Throughout school I hated History. I dreaded going to class, doing the homework, and studying for my History exams. I complained that it was "boring" but what that really meant was that I found it challenging to process and understand what I was learning because I had difficulty imagining myself in the shoes of the people I was learning about -- people of different cultures from my own, who were from far-flung countries that I knew little about, and who lived in distant times in the past. Because I was a diligent student who cared deeply about succeeding academically, my difficulty with History was a big blow to my confidence. I developed a strong aversion toward it and avoided it as much as possible. Over the years, this weakness nagged at me. At some point, I decided to do something about it and began brushing up on my own through books, movies, travel, and other forms of learning. Today I am fascinated by History.
When I recently became acquainted with an organization called Facing History And Ourselves, I was immediately intrigued. Facing History is a non-profit international educational and professional development organization whose mission is to engage students of diverse backgrounds in an examination of racism and prejudice in order to help students make the connection between history and the moral choices they confront in their own lives. I have had the opportunity to learn more about the organization by familiarizing myself with its pedagogical principles, observing a classroom lesson, attending a teacher training workshop, and interacting with instructors and program directors.

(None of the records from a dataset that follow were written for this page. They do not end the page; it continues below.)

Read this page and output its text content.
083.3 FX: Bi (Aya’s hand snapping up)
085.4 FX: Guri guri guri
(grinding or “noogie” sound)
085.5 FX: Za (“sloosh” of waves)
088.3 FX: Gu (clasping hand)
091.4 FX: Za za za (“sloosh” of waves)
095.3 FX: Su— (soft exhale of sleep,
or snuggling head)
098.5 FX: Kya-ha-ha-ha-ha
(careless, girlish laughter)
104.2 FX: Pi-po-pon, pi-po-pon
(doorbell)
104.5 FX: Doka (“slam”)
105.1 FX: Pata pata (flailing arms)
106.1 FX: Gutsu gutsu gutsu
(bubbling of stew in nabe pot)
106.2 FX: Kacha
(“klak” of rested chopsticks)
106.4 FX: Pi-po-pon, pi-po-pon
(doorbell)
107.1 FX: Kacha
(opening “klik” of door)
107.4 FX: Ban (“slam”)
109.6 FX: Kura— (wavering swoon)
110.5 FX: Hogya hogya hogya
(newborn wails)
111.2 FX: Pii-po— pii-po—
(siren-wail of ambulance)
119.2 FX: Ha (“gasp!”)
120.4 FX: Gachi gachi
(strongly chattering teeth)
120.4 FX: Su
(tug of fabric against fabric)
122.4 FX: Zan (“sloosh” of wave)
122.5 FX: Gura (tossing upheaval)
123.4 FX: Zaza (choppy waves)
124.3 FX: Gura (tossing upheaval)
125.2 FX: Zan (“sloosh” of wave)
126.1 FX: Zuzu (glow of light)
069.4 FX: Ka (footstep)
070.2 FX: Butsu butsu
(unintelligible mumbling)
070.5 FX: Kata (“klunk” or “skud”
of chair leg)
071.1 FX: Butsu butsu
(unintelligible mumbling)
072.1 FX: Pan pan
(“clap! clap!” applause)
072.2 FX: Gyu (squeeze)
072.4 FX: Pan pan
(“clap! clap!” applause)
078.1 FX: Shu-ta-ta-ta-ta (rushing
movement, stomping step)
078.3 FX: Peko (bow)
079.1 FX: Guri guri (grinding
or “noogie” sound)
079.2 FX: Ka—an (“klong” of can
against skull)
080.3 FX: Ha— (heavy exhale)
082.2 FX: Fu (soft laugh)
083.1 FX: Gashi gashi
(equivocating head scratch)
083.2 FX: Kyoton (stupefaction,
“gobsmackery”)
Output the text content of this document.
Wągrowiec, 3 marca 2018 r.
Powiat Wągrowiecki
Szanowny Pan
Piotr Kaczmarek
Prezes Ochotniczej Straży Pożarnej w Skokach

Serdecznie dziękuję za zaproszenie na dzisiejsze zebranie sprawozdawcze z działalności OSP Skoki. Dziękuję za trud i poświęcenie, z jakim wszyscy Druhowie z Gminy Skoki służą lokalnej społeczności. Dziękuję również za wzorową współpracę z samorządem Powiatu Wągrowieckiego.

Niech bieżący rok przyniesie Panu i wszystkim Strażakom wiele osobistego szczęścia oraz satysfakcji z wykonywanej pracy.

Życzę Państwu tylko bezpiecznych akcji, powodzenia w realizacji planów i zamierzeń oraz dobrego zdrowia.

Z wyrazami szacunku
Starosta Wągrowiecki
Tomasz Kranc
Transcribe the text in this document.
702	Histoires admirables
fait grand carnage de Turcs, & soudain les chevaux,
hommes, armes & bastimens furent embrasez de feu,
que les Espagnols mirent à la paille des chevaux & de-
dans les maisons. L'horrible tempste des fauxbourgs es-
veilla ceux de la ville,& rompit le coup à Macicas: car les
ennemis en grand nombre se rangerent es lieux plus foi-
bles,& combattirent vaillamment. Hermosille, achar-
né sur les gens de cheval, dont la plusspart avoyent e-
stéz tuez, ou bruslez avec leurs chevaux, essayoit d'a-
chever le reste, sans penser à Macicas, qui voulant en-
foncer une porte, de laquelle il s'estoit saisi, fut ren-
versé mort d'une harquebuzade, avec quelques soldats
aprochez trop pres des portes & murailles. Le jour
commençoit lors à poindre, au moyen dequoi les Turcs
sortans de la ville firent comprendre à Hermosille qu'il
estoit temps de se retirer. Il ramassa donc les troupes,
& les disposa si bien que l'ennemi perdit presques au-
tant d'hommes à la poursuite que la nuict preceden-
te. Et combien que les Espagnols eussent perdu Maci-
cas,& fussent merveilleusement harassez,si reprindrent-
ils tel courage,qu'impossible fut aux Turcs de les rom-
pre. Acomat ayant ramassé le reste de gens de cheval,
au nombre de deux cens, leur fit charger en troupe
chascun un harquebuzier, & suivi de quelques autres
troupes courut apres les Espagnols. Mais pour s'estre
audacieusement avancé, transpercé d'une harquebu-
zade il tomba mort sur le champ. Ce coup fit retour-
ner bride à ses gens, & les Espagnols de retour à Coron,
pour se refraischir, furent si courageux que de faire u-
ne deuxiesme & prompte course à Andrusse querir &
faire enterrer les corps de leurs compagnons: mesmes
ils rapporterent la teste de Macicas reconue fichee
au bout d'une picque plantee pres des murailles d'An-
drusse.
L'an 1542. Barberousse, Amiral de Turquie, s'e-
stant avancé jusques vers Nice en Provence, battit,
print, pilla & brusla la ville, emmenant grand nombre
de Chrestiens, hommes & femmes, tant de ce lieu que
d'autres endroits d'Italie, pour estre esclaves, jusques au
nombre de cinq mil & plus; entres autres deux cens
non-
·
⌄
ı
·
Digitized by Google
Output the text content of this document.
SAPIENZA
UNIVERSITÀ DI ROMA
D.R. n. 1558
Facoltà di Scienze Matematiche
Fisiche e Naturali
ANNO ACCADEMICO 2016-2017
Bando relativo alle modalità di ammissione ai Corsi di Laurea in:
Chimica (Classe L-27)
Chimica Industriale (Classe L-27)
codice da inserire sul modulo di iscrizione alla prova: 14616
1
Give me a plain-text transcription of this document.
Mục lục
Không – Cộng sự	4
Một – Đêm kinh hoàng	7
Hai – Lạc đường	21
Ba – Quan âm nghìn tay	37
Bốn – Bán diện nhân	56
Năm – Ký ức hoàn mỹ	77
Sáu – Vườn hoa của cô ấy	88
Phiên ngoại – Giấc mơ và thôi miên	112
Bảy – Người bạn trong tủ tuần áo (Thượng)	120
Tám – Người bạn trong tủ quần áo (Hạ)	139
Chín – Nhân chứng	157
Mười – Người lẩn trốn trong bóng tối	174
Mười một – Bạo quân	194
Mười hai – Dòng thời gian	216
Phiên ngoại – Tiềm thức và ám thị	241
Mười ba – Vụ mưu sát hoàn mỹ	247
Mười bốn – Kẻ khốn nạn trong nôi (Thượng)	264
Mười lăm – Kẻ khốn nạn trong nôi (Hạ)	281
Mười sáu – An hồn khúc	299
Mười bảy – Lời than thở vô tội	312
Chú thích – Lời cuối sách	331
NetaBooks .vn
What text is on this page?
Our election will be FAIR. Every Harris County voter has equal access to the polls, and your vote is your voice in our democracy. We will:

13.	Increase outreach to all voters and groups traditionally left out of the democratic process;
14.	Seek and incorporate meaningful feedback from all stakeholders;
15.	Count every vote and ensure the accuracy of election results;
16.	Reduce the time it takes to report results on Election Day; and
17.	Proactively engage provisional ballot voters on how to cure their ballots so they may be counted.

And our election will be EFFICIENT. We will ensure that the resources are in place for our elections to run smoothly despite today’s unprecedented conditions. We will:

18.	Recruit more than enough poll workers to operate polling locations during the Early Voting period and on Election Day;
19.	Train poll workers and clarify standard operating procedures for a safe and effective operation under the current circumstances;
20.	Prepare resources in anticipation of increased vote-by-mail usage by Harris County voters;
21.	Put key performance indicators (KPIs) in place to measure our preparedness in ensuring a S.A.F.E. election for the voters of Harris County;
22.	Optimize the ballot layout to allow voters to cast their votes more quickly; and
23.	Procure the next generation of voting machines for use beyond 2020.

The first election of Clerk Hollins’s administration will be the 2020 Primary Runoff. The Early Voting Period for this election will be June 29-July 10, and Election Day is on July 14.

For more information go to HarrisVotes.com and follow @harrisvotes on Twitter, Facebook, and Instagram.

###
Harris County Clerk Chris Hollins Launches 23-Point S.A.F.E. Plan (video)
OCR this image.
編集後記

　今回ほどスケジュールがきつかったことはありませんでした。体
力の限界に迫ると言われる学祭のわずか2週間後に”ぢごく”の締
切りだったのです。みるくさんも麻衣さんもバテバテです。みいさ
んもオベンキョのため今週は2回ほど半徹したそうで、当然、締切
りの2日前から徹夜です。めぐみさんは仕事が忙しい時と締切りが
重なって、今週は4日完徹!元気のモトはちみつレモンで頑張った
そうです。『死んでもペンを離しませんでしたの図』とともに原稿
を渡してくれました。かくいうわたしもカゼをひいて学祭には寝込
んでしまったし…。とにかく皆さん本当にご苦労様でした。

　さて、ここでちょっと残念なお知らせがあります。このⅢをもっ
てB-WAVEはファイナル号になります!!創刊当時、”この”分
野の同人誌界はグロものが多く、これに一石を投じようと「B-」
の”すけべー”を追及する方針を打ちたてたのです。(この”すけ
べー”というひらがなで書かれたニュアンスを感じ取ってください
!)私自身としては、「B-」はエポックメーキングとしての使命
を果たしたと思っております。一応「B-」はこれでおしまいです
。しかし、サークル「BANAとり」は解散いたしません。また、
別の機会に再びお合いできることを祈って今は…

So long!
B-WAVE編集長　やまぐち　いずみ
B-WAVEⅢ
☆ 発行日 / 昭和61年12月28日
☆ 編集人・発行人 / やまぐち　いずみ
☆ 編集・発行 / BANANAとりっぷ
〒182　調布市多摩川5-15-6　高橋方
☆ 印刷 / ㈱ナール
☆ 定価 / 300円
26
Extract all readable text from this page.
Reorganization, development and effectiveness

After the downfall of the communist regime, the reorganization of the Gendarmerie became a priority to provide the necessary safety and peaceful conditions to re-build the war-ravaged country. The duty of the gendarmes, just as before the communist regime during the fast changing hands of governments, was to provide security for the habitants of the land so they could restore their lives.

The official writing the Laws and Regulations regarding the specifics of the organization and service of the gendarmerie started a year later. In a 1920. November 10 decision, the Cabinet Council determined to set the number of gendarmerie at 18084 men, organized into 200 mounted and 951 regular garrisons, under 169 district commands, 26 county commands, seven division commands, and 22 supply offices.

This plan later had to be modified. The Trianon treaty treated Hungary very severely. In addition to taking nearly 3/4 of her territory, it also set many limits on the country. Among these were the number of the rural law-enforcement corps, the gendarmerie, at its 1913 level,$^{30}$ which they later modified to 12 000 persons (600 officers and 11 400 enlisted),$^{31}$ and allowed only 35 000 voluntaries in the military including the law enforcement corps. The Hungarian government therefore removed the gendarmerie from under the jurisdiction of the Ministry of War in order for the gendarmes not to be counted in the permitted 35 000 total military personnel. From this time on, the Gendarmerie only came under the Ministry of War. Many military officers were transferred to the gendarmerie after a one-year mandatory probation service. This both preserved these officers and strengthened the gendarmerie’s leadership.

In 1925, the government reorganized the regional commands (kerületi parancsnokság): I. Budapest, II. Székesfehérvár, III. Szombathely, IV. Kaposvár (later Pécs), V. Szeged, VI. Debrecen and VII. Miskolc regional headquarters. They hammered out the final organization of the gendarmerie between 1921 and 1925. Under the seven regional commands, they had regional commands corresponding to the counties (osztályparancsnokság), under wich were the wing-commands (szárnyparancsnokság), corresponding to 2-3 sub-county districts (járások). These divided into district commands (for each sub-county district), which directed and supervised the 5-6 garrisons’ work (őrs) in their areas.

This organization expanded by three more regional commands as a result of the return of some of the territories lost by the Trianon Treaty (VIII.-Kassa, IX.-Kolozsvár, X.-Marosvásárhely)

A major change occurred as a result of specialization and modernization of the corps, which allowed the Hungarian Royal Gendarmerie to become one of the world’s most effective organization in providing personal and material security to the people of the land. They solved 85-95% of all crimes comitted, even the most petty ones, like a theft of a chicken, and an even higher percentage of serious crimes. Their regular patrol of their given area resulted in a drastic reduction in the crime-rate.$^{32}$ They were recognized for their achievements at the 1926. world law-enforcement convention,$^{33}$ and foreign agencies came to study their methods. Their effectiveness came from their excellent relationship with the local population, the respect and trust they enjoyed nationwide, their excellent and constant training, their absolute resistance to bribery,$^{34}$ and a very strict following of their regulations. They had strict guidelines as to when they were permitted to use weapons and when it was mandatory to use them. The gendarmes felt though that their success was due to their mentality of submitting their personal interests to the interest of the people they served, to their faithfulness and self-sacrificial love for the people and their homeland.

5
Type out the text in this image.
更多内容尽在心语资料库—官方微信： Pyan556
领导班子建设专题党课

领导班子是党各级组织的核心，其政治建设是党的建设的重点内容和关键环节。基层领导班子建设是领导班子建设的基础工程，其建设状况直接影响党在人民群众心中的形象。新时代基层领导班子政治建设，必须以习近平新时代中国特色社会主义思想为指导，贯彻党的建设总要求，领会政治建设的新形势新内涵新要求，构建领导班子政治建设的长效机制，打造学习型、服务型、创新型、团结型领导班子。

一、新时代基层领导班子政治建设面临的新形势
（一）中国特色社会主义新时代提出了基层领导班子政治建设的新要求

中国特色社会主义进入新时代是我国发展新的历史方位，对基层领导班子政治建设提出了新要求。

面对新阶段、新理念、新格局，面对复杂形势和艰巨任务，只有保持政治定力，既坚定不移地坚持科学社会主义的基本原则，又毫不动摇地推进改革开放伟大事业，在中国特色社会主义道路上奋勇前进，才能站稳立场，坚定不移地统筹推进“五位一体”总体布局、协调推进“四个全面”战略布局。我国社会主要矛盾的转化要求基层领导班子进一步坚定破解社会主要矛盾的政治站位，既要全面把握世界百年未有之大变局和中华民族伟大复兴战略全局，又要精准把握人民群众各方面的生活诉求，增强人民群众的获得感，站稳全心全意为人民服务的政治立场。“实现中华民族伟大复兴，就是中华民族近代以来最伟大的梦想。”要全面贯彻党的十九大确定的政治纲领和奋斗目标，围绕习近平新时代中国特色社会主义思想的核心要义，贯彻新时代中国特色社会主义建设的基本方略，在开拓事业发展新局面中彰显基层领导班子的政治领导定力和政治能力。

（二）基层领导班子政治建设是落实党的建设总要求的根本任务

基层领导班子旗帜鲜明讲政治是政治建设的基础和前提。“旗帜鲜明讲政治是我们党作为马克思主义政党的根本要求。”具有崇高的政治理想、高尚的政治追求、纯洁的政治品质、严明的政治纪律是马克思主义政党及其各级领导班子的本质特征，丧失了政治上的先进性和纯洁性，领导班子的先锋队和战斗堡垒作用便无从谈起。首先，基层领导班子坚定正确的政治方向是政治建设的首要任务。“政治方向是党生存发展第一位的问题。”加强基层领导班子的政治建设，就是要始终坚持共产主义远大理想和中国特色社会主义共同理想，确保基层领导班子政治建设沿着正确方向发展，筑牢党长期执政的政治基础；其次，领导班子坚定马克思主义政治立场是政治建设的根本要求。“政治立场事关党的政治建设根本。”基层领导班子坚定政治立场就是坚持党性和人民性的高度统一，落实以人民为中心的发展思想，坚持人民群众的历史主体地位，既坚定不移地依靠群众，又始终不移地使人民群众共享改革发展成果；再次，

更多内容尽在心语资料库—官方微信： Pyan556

For example, during the class I observed, I listened to students discussing a piece of art depicting the Holocaust and considering what the artist may have been thinking or feeling while creating it. During the teacher training workshop, I listened to a room full of educators debating Indian Residential Schools (schools that were set up to re-educate Native American children by stripping them of their Native American heritage in order to get them to assimilate European customs) and considering what activities and exercises they might use in the classroom to teach this lesson to their students. The workshop sparked debate about identity, morality, racism, and religious/cultural intolerance. I have also found the reading materials to be well-organized, manageable in size and thought-provoking.
I am amazed by how the program forces individuals to examine history through a critical lens -- considering difficult issues such as racism, discrimination, and genocide -- and asking important questions about what led to these events, how they could have been prevented, and what lessons can be derived for the future. Facing History emphasizes that the atrocities of the past didn't happen in an instant but, rather, in many cases they were the result of years of cultural and societal tensions.
What I find most impressive about the program is how it connects the past to the present. I think Facing History has the power to help young students understand what I could not -- that history is intertwined with and relevant to our daily lives because we have the ability to draw from the lessons of the past to positively influence the present and future.